Personal information
- Full name: Alexander Nikolayevich Petrov
- Date of birth: 20 January 1990 (age 35)
- Place of birth: Leningrad, Russian SFSR
- Height: 1.73 m (5 ft 8 in)
- Position(s): Midfielder

Youth career
- FC Zenit Saint Petersburg
- 2005–2006: Akademika Moscow

Senior career*
- Years: Team / Apps / (Gls)
- 2007–2009: FC Zenit Saint Petersburg / 0 / (0)
- 2010: FC Khimki / 19 / (1)
- 2011–2012: FC Piter Saint Petersburg (amateur)
- 2012: FC Lesgaftovets Saint Petersburg
- 2012: FC Metallurg-Oskol Stary Oskol / 18 / (1)
- 2013: FC Rus Saint Petersburg / 27 / (2)
- 2014: FC Taganrog / 21 / (1)
- 2015: FC Zvezda Saint Petersburg (amateur)

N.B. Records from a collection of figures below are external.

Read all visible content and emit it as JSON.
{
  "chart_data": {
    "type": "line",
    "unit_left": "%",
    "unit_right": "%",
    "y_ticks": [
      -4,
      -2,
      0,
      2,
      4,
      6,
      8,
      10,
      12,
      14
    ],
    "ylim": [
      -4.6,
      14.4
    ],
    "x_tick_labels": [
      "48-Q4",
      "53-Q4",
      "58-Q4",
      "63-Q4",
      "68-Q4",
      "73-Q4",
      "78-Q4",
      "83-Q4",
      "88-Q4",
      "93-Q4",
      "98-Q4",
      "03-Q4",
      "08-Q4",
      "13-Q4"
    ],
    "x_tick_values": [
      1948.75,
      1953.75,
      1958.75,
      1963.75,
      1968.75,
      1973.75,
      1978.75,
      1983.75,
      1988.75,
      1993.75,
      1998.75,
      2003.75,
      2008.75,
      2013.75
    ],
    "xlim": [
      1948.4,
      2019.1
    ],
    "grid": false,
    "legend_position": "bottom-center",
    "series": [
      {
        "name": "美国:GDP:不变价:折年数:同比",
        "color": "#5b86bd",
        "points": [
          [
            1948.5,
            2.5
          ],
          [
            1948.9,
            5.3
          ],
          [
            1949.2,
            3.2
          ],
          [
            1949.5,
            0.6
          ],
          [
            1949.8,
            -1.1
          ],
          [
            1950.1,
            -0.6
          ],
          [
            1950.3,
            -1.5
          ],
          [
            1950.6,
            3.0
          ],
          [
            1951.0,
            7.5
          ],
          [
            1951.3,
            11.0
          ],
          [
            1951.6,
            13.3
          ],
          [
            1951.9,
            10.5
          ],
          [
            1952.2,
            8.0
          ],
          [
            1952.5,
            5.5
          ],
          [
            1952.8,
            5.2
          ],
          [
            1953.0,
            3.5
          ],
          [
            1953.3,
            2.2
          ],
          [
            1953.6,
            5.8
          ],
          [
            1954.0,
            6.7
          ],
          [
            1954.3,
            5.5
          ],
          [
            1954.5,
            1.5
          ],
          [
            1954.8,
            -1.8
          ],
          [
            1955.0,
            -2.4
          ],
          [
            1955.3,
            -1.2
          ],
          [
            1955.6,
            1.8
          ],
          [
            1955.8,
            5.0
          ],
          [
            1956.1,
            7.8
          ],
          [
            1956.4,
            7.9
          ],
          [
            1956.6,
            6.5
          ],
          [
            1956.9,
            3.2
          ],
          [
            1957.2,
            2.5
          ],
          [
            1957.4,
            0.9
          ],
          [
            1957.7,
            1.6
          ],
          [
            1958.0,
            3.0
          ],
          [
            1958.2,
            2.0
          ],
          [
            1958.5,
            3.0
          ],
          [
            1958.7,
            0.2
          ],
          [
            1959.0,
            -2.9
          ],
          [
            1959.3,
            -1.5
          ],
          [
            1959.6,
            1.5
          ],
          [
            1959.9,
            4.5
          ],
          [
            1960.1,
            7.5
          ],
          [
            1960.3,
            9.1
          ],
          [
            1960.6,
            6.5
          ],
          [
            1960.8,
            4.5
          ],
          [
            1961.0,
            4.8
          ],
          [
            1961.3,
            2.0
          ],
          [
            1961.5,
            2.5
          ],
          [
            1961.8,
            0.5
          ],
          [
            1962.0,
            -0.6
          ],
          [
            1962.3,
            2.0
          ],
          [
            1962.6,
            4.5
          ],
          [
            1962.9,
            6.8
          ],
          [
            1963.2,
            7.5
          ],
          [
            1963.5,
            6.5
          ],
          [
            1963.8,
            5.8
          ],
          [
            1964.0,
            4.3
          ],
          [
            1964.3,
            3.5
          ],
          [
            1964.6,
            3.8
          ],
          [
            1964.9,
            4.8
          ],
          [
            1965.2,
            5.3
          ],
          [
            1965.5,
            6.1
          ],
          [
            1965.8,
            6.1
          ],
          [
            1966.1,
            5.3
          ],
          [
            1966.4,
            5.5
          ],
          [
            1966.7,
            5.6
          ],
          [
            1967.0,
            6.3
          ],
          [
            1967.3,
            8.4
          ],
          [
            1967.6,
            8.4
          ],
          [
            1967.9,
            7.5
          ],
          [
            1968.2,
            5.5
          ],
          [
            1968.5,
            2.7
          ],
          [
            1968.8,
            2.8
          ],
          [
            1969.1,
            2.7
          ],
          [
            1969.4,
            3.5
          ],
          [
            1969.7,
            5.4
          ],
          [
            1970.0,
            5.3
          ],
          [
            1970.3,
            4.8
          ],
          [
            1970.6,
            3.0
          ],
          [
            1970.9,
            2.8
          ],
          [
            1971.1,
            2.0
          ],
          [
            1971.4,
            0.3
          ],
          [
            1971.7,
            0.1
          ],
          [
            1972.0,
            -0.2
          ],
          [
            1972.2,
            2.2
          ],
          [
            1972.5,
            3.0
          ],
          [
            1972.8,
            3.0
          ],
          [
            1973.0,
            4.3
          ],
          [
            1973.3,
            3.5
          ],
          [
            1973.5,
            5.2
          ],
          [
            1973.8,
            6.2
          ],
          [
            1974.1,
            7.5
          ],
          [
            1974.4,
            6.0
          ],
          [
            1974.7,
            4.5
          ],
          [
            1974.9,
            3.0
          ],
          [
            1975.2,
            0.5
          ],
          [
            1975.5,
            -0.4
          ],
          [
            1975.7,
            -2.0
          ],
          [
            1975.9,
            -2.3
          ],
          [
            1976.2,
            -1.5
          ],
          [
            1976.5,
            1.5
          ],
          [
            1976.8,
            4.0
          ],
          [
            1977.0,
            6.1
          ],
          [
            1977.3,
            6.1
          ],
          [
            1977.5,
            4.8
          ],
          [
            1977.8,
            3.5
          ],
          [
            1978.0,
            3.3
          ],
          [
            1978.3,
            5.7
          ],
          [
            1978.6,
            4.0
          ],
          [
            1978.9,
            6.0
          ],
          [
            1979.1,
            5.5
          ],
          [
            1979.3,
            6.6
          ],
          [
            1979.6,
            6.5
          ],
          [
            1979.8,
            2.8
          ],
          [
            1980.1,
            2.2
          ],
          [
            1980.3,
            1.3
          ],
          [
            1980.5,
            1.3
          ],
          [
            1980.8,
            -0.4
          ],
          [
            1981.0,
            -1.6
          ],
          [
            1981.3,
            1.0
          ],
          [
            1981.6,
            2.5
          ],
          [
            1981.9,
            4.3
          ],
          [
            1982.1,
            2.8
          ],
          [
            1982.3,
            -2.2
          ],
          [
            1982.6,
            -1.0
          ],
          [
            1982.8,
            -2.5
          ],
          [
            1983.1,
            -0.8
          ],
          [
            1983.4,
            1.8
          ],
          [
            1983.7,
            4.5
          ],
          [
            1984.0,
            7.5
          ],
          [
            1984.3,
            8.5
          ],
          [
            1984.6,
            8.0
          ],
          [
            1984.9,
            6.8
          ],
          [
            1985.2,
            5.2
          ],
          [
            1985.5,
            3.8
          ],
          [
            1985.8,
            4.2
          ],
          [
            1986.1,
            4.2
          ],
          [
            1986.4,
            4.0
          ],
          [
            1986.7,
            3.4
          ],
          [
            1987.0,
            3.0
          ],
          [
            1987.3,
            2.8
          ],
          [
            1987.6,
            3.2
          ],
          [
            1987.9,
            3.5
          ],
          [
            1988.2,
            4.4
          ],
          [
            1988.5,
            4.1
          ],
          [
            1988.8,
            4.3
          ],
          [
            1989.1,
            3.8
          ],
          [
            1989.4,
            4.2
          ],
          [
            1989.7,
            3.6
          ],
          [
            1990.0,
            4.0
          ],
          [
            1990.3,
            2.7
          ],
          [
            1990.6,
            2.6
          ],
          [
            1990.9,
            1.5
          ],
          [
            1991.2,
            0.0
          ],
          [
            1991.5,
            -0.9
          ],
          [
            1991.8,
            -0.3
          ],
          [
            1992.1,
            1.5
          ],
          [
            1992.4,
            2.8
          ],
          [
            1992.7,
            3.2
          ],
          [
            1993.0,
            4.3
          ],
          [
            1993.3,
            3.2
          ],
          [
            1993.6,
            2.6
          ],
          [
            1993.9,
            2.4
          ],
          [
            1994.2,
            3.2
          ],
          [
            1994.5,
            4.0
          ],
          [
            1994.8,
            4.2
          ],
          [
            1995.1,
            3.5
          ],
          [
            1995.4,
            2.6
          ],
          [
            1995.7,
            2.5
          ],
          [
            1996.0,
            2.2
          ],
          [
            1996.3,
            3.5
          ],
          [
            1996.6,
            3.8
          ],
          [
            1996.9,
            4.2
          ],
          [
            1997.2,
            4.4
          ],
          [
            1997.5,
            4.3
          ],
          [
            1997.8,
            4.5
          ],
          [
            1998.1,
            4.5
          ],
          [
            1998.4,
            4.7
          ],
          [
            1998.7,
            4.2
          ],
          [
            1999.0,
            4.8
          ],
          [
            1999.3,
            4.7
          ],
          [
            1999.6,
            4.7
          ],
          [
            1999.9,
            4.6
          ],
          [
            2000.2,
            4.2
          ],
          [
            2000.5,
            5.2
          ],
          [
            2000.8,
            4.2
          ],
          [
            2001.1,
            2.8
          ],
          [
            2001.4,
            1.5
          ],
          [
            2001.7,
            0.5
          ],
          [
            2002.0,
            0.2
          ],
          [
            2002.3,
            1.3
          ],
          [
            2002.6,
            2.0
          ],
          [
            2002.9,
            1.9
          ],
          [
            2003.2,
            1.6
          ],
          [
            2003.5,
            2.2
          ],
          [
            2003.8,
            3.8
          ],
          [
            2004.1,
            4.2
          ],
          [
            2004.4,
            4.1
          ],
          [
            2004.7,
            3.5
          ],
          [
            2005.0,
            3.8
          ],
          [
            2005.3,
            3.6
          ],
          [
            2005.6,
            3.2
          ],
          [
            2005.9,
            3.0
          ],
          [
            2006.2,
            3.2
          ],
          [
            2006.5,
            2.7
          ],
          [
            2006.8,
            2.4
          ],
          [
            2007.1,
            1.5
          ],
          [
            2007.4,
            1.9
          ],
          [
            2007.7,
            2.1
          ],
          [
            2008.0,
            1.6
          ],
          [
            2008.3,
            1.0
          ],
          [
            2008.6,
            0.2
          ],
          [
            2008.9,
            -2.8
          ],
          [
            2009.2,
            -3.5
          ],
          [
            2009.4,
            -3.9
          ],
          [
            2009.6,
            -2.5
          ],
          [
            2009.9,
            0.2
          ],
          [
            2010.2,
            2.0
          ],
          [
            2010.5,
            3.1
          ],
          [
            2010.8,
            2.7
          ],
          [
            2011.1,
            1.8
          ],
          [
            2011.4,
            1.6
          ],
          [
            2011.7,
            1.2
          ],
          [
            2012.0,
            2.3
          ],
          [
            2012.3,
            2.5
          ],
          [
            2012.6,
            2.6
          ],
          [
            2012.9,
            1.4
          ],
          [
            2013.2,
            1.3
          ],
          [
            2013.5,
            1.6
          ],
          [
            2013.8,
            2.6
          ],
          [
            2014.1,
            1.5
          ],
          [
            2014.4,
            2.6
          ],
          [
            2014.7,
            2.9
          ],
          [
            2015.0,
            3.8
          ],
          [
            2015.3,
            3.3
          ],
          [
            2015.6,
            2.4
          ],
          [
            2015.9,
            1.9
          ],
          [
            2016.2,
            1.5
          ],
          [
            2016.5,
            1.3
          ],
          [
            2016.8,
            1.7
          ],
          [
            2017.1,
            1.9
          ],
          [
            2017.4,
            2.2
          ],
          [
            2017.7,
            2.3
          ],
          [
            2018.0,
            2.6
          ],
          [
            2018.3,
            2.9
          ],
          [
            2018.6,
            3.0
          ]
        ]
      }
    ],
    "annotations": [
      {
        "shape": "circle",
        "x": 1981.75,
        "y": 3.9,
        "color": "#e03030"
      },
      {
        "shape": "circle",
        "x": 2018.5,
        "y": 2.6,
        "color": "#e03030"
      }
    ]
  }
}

= Alexander Petrov (footballer, born 1990) =

Russian footballer

Alexander Nikolayevich Petrov (Александр Николаевич Петров; born 20 January 1990) is a former Russian professional football player.

==Club career==
He made his professional debut in the Russian Football National League on 31 March 2010 for FC Khimki in a game against FC Avangard Kursk. That was his only season in the FNL.

In February 2012, Petrov is on trial in Bulgarian side Botev Plovdiv.